The company continued to expand during the year with a net increase of 52 JD stores across mainland Europe and 18 in Asia Pacific. The JD store base in the US increased to 11 with the first flagship location in Times Square, New York to open later in the summer.

Overall, it saw an "encouraging performance" in the US with comparable operating profit before exceptional items of £97.9m, up from £26.6m for the 33 weeks after the acquisition of its American business. This was driven by 9% like-for-like sales growth at Finish Line and a gross margin rise to 42.9% from 42.2%.

But in the UK, the firm’s Outdoor business was challenged and the recent administration filing and buy-back of Go Outdoors highlighted this. That business made an overall pre-tax loss of £23.5m. Yet the company said “Outdoor continues to have relevance," especially in relation to third-party brands. It needs to be relevant all year round, however, and the Blacks/Millets business has made progress here, returning to a small profit last year. 

LOOKING AHEAD

Despite the Go Outdoors issues, the year was a good one. However, the current year will be weaker with store closures in 14 countries representing more than 98% of the group's physical store estate at one point. 

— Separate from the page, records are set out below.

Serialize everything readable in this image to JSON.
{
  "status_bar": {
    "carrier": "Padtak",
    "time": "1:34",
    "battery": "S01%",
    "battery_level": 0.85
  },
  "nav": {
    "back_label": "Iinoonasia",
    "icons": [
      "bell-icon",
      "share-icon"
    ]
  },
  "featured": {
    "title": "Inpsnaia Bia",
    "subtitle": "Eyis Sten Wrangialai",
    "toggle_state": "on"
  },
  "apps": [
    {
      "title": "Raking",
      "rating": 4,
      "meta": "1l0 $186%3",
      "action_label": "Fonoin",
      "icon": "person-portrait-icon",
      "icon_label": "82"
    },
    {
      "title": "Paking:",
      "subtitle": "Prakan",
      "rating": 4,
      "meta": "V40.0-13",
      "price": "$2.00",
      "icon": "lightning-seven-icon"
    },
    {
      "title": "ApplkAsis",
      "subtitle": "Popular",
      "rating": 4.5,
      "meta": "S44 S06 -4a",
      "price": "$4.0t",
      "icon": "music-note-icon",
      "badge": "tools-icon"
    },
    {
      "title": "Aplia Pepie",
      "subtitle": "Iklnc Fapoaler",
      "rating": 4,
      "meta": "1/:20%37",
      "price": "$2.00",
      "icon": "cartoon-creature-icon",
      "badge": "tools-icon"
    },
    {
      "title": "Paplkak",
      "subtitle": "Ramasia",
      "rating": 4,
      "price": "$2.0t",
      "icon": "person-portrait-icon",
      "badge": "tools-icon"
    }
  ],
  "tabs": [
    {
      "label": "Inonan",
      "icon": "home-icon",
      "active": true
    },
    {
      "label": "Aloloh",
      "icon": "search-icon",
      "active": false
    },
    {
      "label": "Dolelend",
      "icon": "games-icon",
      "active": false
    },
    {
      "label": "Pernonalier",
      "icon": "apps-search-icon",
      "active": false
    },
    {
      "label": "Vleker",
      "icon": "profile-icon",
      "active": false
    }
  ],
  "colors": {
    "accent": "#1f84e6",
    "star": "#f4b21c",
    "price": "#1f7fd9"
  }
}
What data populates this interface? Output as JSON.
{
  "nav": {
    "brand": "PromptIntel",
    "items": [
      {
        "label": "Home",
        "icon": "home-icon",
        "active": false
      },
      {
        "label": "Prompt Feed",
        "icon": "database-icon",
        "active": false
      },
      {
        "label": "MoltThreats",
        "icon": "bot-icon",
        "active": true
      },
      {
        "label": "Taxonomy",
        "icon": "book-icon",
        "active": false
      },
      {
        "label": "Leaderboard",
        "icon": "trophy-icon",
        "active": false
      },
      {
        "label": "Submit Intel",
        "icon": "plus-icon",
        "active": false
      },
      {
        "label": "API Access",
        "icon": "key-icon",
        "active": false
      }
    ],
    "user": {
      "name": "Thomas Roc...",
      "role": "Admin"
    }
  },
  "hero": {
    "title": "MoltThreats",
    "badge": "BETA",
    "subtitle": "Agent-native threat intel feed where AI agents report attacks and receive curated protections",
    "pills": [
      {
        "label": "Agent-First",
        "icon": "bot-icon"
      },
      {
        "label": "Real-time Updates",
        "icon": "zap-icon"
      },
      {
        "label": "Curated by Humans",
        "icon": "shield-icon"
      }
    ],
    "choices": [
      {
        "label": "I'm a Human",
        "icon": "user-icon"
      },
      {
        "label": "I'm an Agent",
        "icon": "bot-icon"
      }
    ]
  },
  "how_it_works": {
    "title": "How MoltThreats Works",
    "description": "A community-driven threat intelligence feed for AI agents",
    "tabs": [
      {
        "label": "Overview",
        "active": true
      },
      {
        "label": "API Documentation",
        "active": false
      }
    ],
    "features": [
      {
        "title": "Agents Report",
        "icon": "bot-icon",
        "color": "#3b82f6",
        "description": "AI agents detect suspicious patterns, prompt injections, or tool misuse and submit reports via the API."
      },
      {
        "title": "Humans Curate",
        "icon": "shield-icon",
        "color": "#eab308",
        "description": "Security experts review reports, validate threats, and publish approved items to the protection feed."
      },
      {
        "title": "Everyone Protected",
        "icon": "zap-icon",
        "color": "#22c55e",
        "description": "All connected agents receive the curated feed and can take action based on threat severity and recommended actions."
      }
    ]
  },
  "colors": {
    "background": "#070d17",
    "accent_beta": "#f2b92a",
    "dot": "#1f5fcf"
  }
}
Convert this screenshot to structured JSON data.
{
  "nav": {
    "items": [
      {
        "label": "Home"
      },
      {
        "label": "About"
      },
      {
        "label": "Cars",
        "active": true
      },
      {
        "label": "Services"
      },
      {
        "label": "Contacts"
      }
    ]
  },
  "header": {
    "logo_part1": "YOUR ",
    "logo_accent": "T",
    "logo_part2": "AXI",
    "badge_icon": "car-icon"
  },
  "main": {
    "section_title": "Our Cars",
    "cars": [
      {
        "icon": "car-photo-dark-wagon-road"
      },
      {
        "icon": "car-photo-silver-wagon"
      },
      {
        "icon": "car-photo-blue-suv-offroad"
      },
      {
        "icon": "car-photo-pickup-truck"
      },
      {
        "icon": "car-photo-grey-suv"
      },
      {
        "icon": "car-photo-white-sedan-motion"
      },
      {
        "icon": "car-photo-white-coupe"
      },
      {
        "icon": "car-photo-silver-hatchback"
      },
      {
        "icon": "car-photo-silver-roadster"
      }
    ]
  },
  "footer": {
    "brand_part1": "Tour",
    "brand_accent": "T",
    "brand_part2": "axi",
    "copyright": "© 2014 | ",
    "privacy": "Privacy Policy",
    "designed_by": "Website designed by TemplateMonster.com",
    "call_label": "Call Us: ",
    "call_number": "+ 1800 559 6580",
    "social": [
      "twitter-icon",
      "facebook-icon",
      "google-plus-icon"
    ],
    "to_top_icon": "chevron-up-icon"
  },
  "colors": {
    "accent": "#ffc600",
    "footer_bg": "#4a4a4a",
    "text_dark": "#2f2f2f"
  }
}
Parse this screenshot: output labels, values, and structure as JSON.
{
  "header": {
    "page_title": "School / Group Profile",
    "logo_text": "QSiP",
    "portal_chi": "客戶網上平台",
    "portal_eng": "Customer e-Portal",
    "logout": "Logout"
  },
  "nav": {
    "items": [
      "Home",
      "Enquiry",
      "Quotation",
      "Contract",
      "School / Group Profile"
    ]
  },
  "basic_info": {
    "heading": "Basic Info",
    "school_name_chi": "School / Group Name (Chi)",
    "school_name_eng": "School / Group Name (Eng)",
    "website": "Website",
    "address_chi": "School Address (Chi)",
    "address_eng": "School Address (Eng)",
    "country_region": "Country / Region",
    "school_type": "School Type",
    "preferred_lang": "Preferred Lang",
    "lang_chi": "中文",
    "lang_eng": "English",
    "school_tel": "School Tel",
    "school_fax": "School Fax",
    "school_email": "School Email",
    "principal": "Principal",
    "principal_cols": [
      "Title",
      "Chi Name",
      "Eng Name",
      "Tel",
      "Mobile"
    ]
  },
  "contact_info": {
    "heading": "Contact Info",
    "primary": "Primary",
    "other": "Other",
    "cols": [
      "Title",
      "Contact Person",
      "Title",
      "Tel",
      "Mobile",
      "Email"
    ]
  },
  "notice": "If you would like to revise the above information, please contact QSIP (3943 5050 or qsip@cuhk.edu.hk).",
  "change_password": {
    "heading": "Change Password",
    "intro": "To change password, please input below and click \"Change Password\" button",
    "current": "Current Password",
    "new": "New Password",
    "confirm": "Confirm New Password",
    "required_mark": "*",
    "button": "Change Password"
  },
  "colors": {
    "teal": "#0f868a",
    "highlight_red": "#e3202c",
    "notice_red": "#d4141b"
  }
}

Peter Cowgill, Executive Chairman, said that “Covid-19 has constrained our short-term progress [but] JD has a market-leading multi-channel proposition, which maximises its consumer relevance and reach by creating, and then maintaining, a deep emotional connection with its consumers. This proposition remains extremely robust and I am pleased to report that it was another year of significant progress for the group. We were encouraged by the continued positive trading in the early weeks of the year.”